Message:
Subject: fusible metal thermal compund
By: barnonline (IP: 194.177.224.*)
Written on: 27-12-2006 20:11

I was wondering why I haven't heard anyone using a fusible alloy as a thermal compund?
(A fusible alloy is an alloy with very low melting point, i.e Fields metal 62 C (144 F))

http://en.wikipedia.org/wiki/Fusible_alloy

As a liquid I can only imagine it has it has superior "filling capability" due to the capilary action

As a metal i can only imagine it has a better thermal conductivity than allmost any other compound.

If you placed a thin foil as a thermal pad it would melt and ensure optimum conductance.

Erik Fleischer


Replies:
By: Goodsword (IP: 209.43.8.*)
Written on: 04-01-2007 07:21

Galinstan is a lot less viscous than water (meaning it flows more easily). You would have to apply it as a liquid (melting moint is -19 C) and it would go everywhere. The thermal conductivity is also 16.5 in W/mK, whereas pure copper rates at 401 W/mK. So that one doesnt have any properties that would be acceptable.

One of the others Na-K, is made up of two substances which are extremely volatile by themselves and because it is an alloy, retain their prior properties. Apparently, masses of up to 1 grams is a serious risk. Wikipedia does list some examples of times when it is used to cool things, namely nuclear reactors. The substances are reactive with oxygen, so... I didn't look for viscosity on them, because of the other properties.

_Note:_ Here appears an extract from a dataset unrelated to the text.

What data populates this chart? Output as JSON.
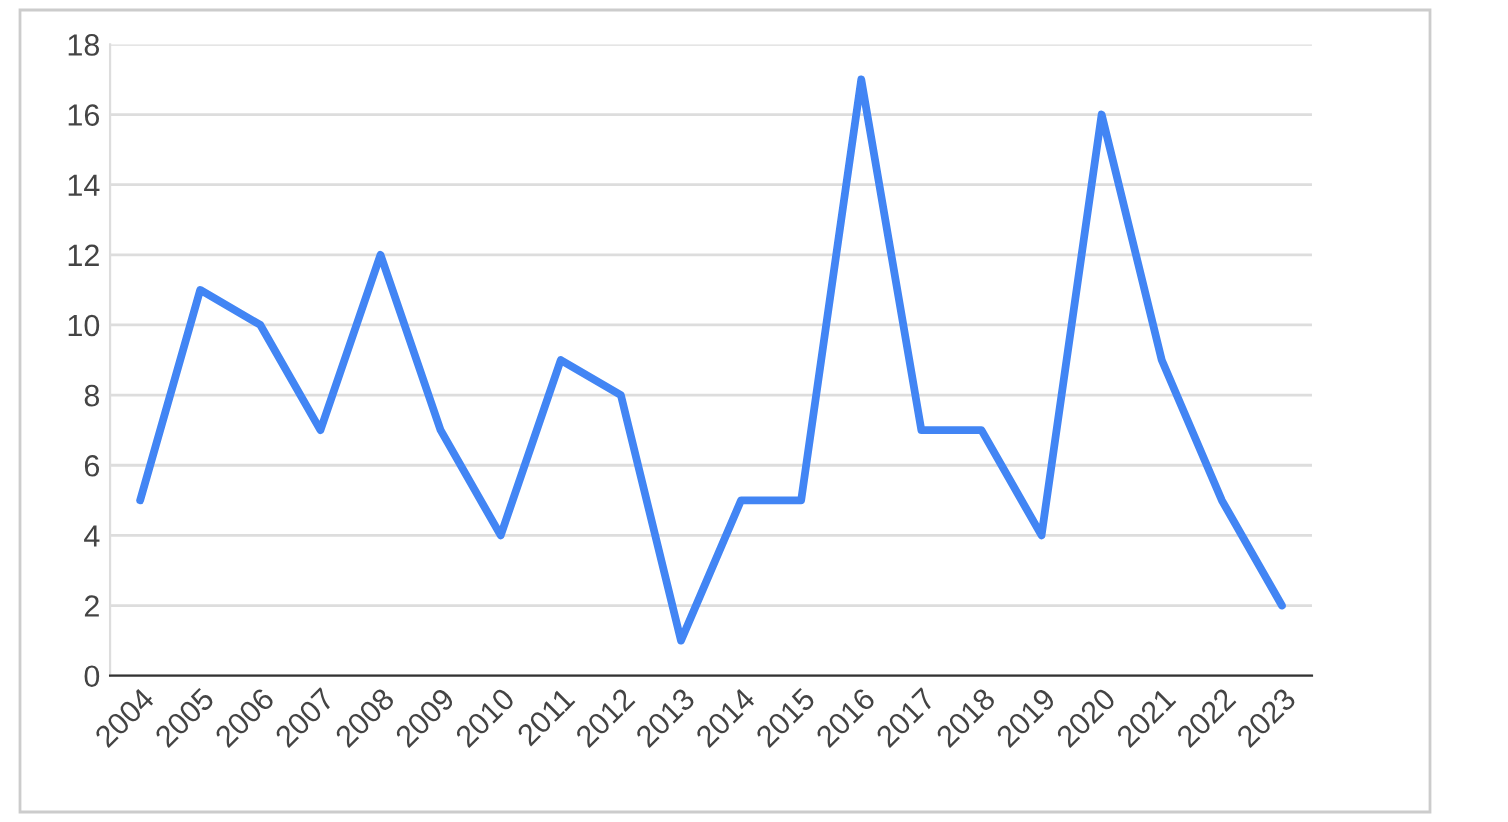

Some compounds of indium are poisonous, but the pure forms of both bismuth and indium are probably safe, so it might be a viable fusible alloy to use.

Wood's metal might work, but it is toxic, so you might want to avoid it.

Field's metal is non-toxic, but other than that I didn't find any info on it.

That covers all of the the fusible alloys on wikipedia. Sorry if I wasn't very detailed, but it's kind of late. My synopsis is that if you are able to use a good fusible alloy to cool your computer, you can probably afford a coolant system or vapor cooling system for less. The components making up the fusible metals that I saw were not cheap.